Sí, repuse, así les conocían en todas partes. Entre ellos yo oía sus relatos anecdotarios, del famoso paseo de Santa Anita los Viernes de Dolores, que algún día les contaré. Esta feria ahora se realiza en Xochimilco con el nombre de «La Flor más Bella del Ejido». En 1937 el embarcadero de Jamaica había desaparecido ya, el canal terminaba en la esquina de las calles de Chabacano y Calzada de la Viga, y únicamente los chinamperos y productores de Iztacalco y algunos de Iztapalapa transportaban sus hortalizas en canoa a este lugar. Todos los demás llegábamos (para entonces ya me sentía productor) en camiones, también los del estado de México, Puebla, Guanajuato y Michoacán con sus productos agrícolas. Era similar el transporte para llegar a Xochimilco, población siempre de gran importancia. El camino principal para llegar se llamaba Camino Real, cubierto a los lados de exuberante vegetación en las partes despobladas. Se veía más transitada los sábados de todo el año, la víspera del día de los difuntos el 31 de octubre. Eran los días de tianguis y además las fiestas sobresalientes de la región. Entre los transeúntes destacaban damas y caballeros montados en briosos caballos, ellas ataviadas elegantemente, amplios sombreros de palma y listones de colores.

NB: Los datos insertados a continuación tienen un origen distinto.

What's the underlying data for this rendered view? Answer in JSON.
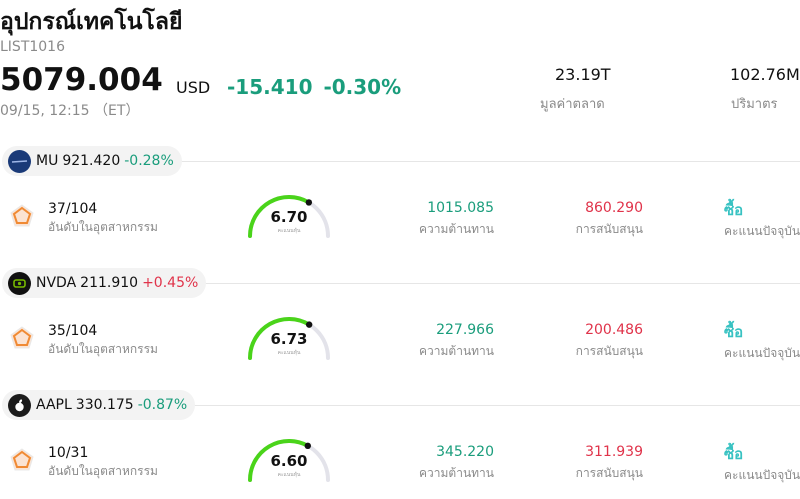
{
  "header": {
    "title": "อุปกรณ์เทคโนโลยี",
    "code": "LIST1016",
    "price": "5079.004",
    "currency": "USD",
    "change": "-15.410",
    "change_pct": "-0.30%",
    "time": "09/15, 12:15 （ET）"
  },
  "stats": {
    "market_cap_value": "23.19T",
    "market_cap_label": "มูลค่าตลาด",
    "volume_value": "102.76M",
    "volume_label": "ปริมาตร"
  },
  "colors": {
    "negative": "#1a9d7c",
    "positive": "#e0334a",
    "gauge": "#4ad41a",
    "buy": "#38c2c2"
  },
  "stocks": [
    {
      "symbol": "MU",
      "price": "921.420",
      "change_pct": "-0.28%",
      "direction": "negative",
      "logo_icon": "micron-logo-icon",
      "rank": "37/104",
      "rank_label": "อันดับในอุตสาหกรรม",
      "score": "6.70",
      "score_label": "คะแนนหุ้น",
      "score_fraction": 0.67,
      "resistance": "1015.085",
      "resistance_label": "ความต้านทาน",
      "support": "860.290",
      "support_label": "การสนับสนุน",
      "rating": "ซื้อ",
      "rating_label": "คะแนนปัจจุบัน"
    },
    {
      "symbol": "NVDA",
      "price": "211.910",
      "change_pct": "+0.45%",
      "direction": "positive",
      "logo_icon": "nvidia-logo-icon",
      "rank": "35/104",
      "rank_label": "อันดับในอุตสาหกรรม",
      "score": "6.73",
      "score_label": "คะแนนหุ้น",
      "score_fraction": 0.673,
      "resistance": "227.966",
      "resistance_label": "ความต้านทาน",
      "support": "200.486",
      "support_label": "การสนับสนุน",
      "rating": "ซื้อ",
      "rating_label": "คะแนนปัจจุบัน"
    },
    {
      "symbol": "AAPL",
      "price": "330.175",
      "change_pct": "-0.87%",
      "direction": "negative",
      "logo_icon": "apple-logo-icon",
      "rank": "10/31",
      "rank_label": "อันดับในอุตสาหกรรม",
      "score": "6.60",
      "score_label": "คะแนนหุ้น",
      "score_fraction": 0.66,
      "resistance": "345.220",
      "resistance_label": "ความต้านทาน",
      "support": "311.939",
      "support_label": "การสนับสนุน",
      "rating": "ซื้อ",
      "rating_label": "คะแนนปัจจุบัน"
    }
  ]
}
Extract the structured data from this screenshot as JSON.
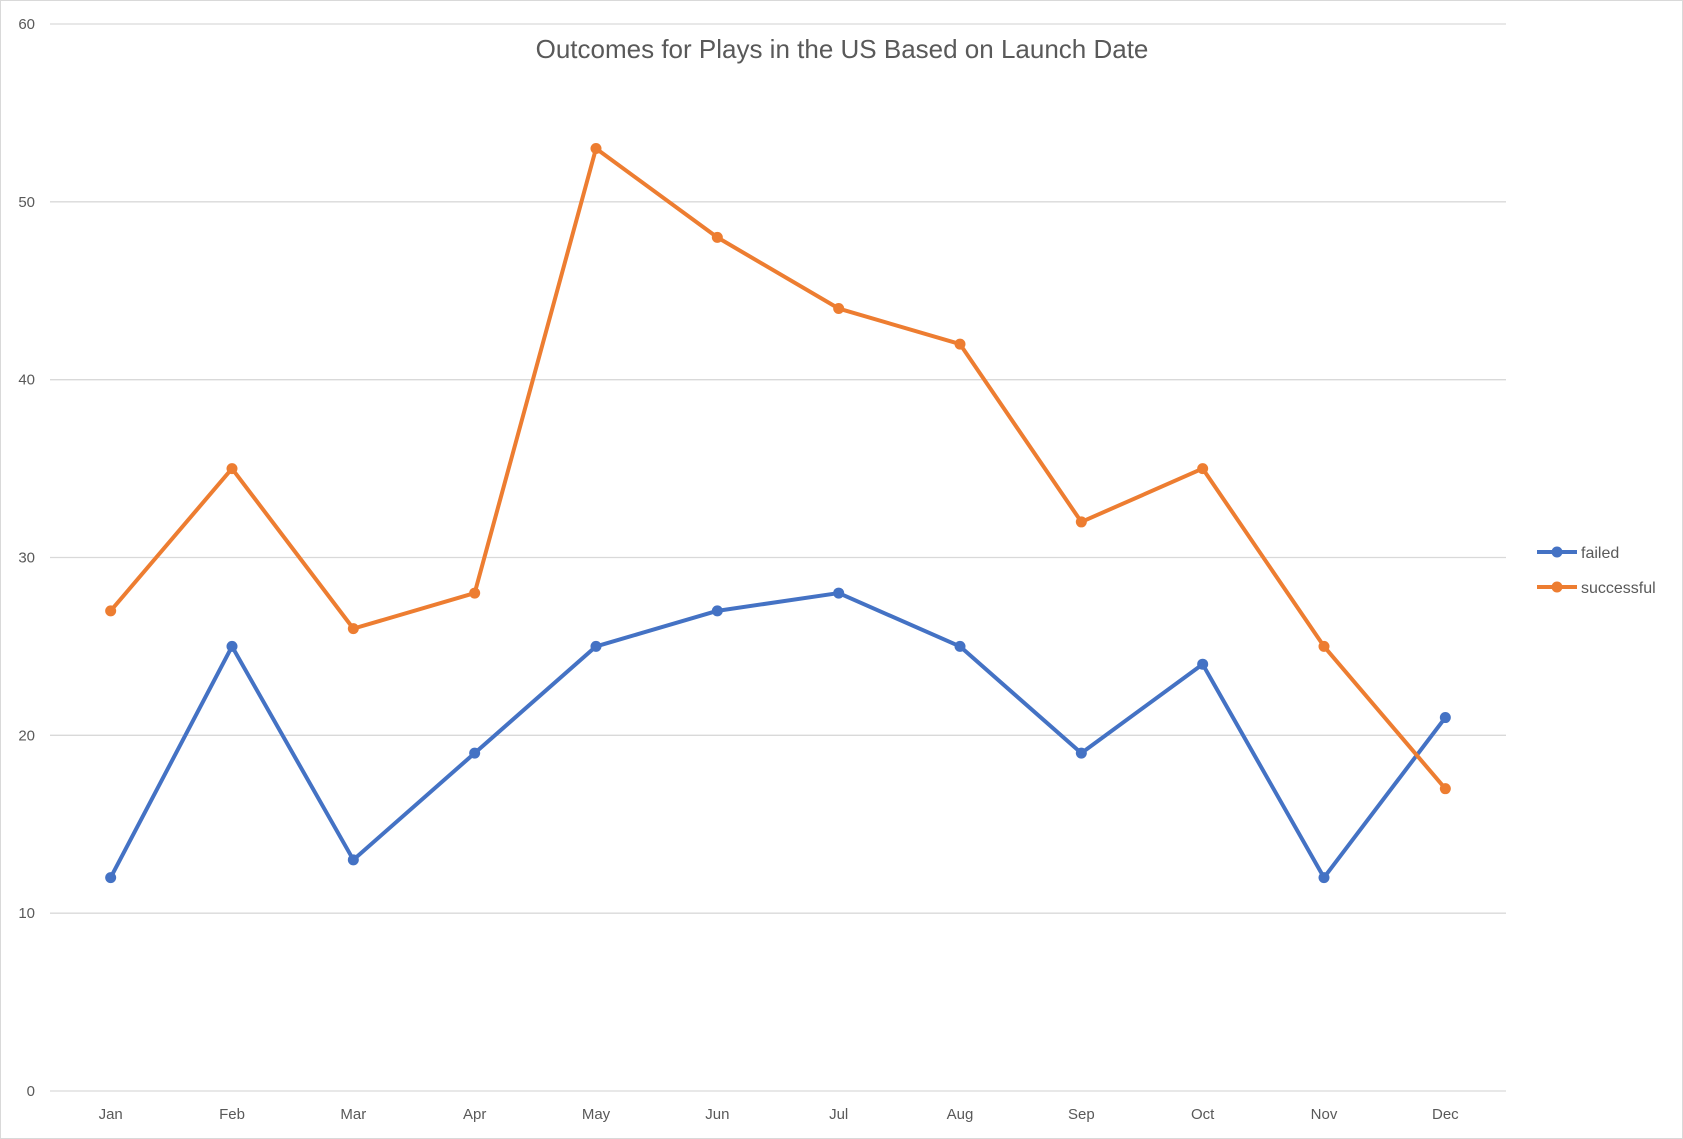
{
  "chart_data": {
    "type": "line",
    "title": "Outcomes for Plays in the US Based on Launch Date",
    "xlabel": "",
    "ylabel": "",
    "categories": [
      "Jan",
      "Feb",
      "Mar",
      "Apr",
      "May",
      "Jun",
      "Jul",
      "Aug",
      "Sep",
      "Oct",
      "Nov",
      "Dec"
    ],
    "ylim": [
      0,
      60
    ],
    "yticks": [
      0,
      10,
      20,
      30,
      40,
      50,
      60
    ],
    "grid": true,
    "legend_position": "right",
    "series": [
      {
        "name": "failed",
        "color": "#4472C4",
        "values": [
          12,
          25,
          13,
          19,
          25,
          27,
          28,
          25,
          19,
          24,
          12,
          21
        ]
      },
      {
        "name": "successful",
        "color": "#ED7D31",
        "values": [
          27,
          35,
          26,
          28,
          53,
          48,
          44,
          42,
          32,
          35,
          25,
          17
        ]
      }
    ]
  }
}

David, el inquieto muchacho, interrumpe la plática diciendo:
—Déjanos entrar a la canoa y recorrer un poco el canal.
—Con mucho cuidado –le contesté–, no tarden para volver a casa.
Es muy común entre los chinamperos permitir a los menores hacer uso de las canoas, siempre con estricta vigilancia, pues así desde pequeños adquieren habilidad y conocen los peligros.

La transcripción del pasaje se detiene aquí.